Editor’s note: The Salt Lake Tribune is providing readers free access to critical local stories about the coronavirus during this time of heightened concern. See more coverage here. To support journalism like this, please consider donating or become a subscriber.
It’s contrary to what many people expect from a conservative state like Utah, but right now churches and temples are closed and liquor stores are open.
Customers are grateful — and a little surprised — that state officials, who often support strict alcohol laws in the name of public health, have deemed the stores an “essential service” and have not shut them down as cities and counties urge residents to remain in their homes.
Employees on the front lines, though, question whether Utah Gov. Gary Herbert and the Department of Alcoholic Beverage Control are acting in their best interest by allowing alcohol sales to flow during the coronavirus.
“Keeping us open to the public … with a heavy workload, not enough compensation and especially not enough emotional support has been a huge burden on all of us,” a store manager in northern Utah wrote in an email to The Salt Lake Tribune. “My employees are all afraid to come to work.”
The manager, who asked not to be identified fearing reprisal, said state-run liquor stores have historically been understaffed and employees underpaid. The pandemic, the manager added, has just made it worse.
“They need to close all stores while they figure out alternative ways of operation such as curbside service or online ordering," the manager said. “They can afford to do the right thing and make us feel that we are worthy … instead of feeling like we are expendable.”
Attorney Tyler Ayres, whose wife works at a liquor store in Salt Lake County, wonders why employees haven’t been issued protective gear or given hazard pay — two things that many grocery stores have gained in recent weeks.
“They are all being exposed unnecessarily,” he said, “and it’s really irresponsible and dangerous.”
Unlike law enforcement officers or medical professionals who understand the hazards of the job going in, Ayres said, liquor store employees didn’t sign up to be that exposed. “The main reason she keeps going to work,” he said of his spouse, “is she doesn’t want to make her co-workers cover for her. She doesn’t want to do that to her friends.”
DABC Deputy Director Cade Meier said it was the governor and health department leaders who determined that liquor stores were an essential food and beverage business, in the same category as grocery stores.
Utah is hardly alone in that decision. Other states, including New York, Maryland and New Jersey, have said liquor stores are essential and should stay open during the COVID-19 crisis.
Besides, Meier added, cutting off liquor could cause secondary problems for the health community.

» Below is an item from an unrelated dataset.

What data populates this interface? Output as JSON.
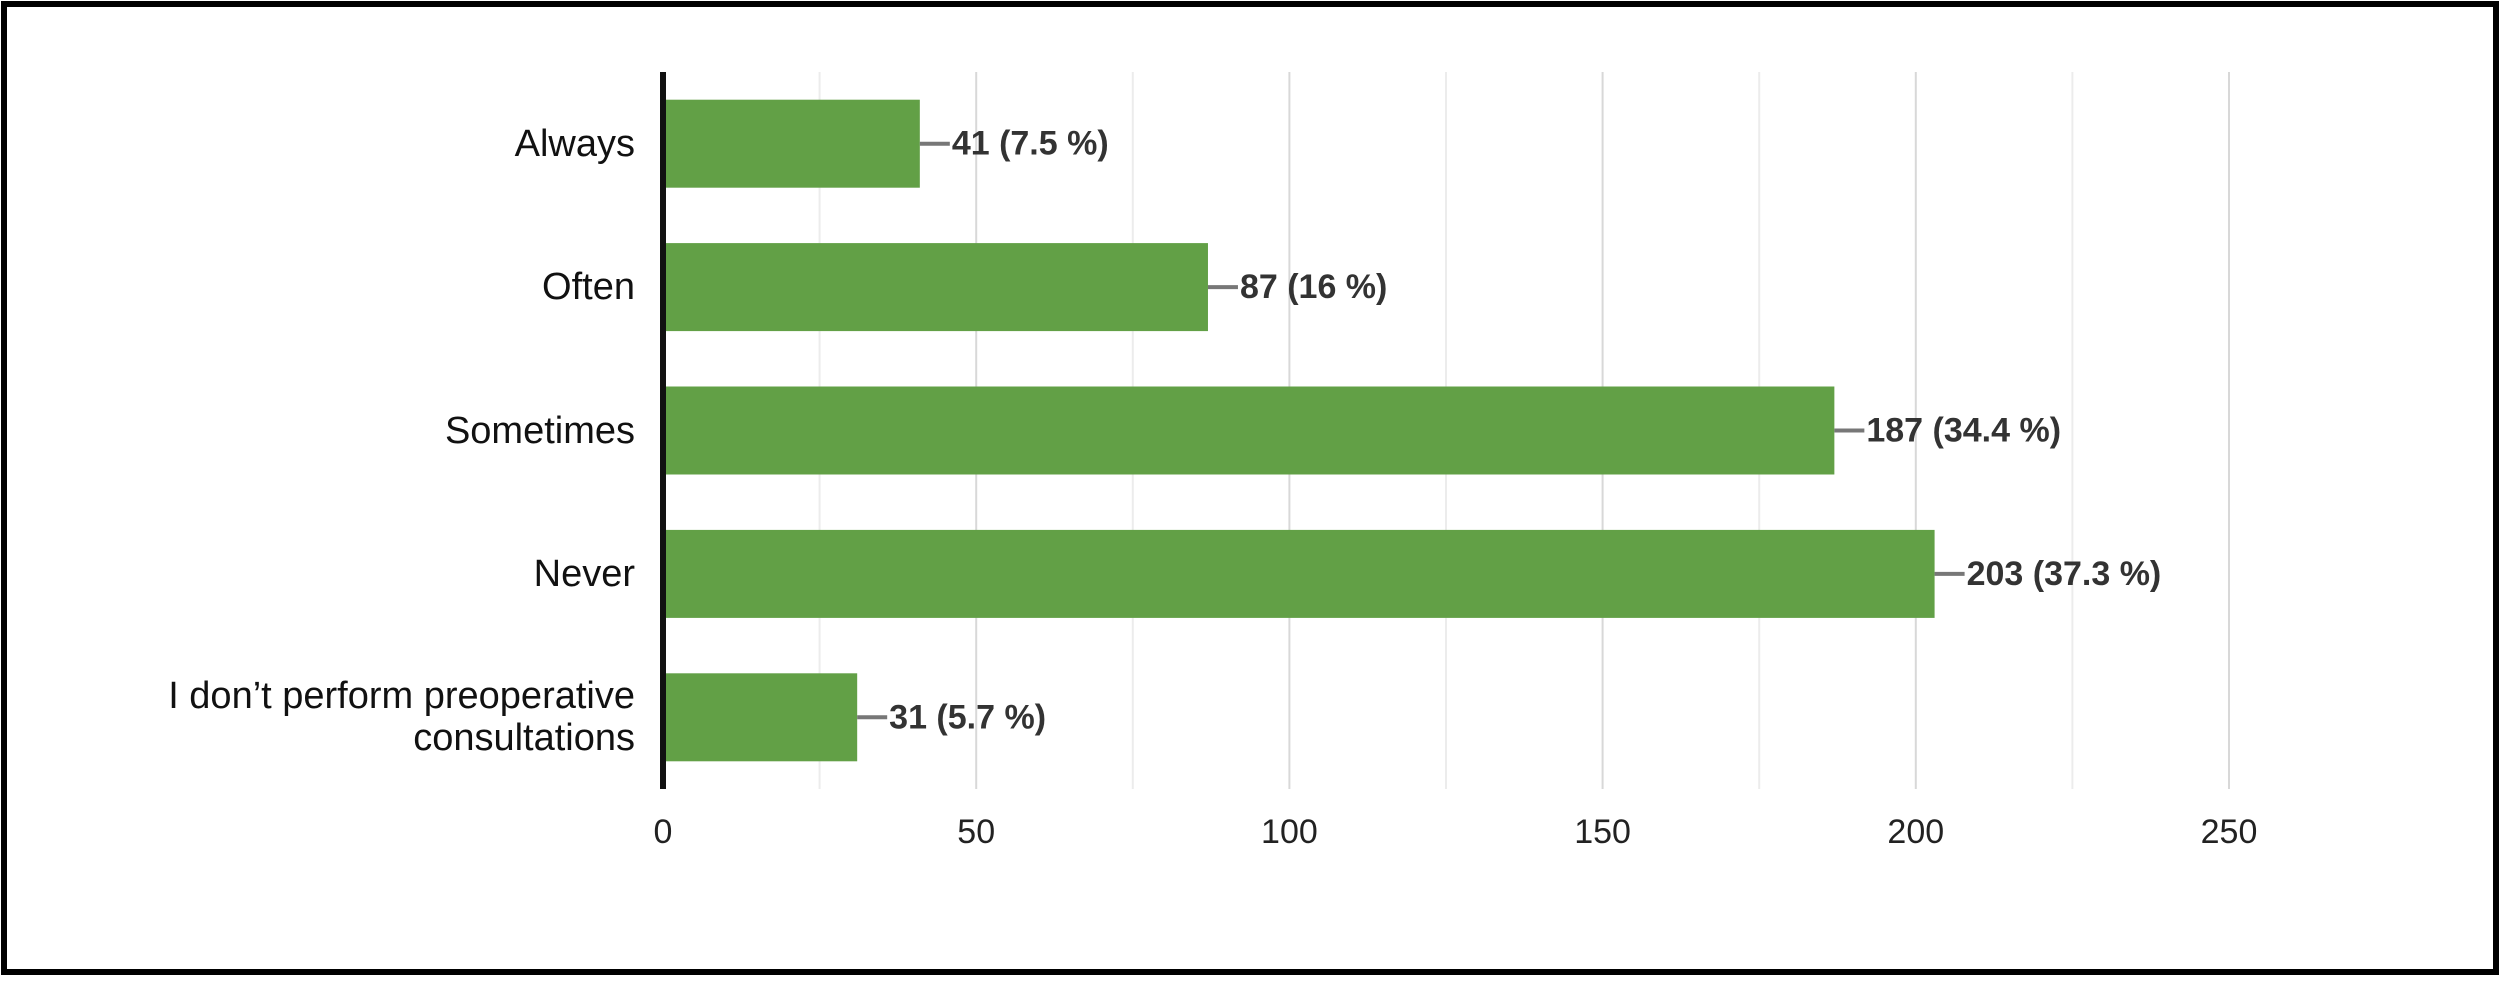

“There are, unfortunately, people who are addicted to alcohol,” he said, “and if they can’t find the resources they need, there is the potential that they would need to go to the hospital, taxing the already overburdened medical system.”
The agency has taken several steps to ensure employee safety, Meier said. From requiring employees to wear gloves and use cleaning supplies to having hand sanitizer available, "we are communicating with store managers about what they need to do.”
In addition, plexiglass barriers are being installed at all registers; markers are being painted on the floor so customers know how to keep a 6-foot distance, and 30 temporary employees have been hired.
Stores also have limited the number of customers who can go into an outlet, sometimes leading to lines forming outside, where patrons try to keep at least 6 feet away from one another.
One thing that is not yet available for store employees: masks.
“We are subject to the same supply shortages as everyone else,” Meier said, although the state purchasing department is working to find the equipment.
“At this time, we’re not giving out hazard pay,” he said, noting that the Legislature allots the DABC a set budget each year “and that is what we have to work with.”
The agency generates millions for the state. In 2019, sales of beer, wine and spirits at liquor stores pumped $191 million into Utah coffers, but the Legislature decides how it is spent.
Alcohol business soared in the two weeks after Herbert’s “stay safe, stay home” directive. During that time, liquor stores saw a 32% jump in sales.
Over that same stretch, sales at restaurants and bars plummeted by 82%. That’s because all bars in the state have closed temporarily to prevent the spread of COVID-19, and restaurants are prohibited from offering sit-down service — although they can provide takeout and delivery.
State law, however, bans curbside sale of alcohol.
In the wake of the coronavirus, several states have temporarily relaxed laws on alcohol purchases and are allowing curbside pickup and/or delivery of beer, wine and spirits, according to data from the National Alcohol Beverage Control Association.
Don’t expect that to happen in Utah, though, said Meier. “Curbside is not an option we’re looking at.”
Online ordering, though, is a possibility.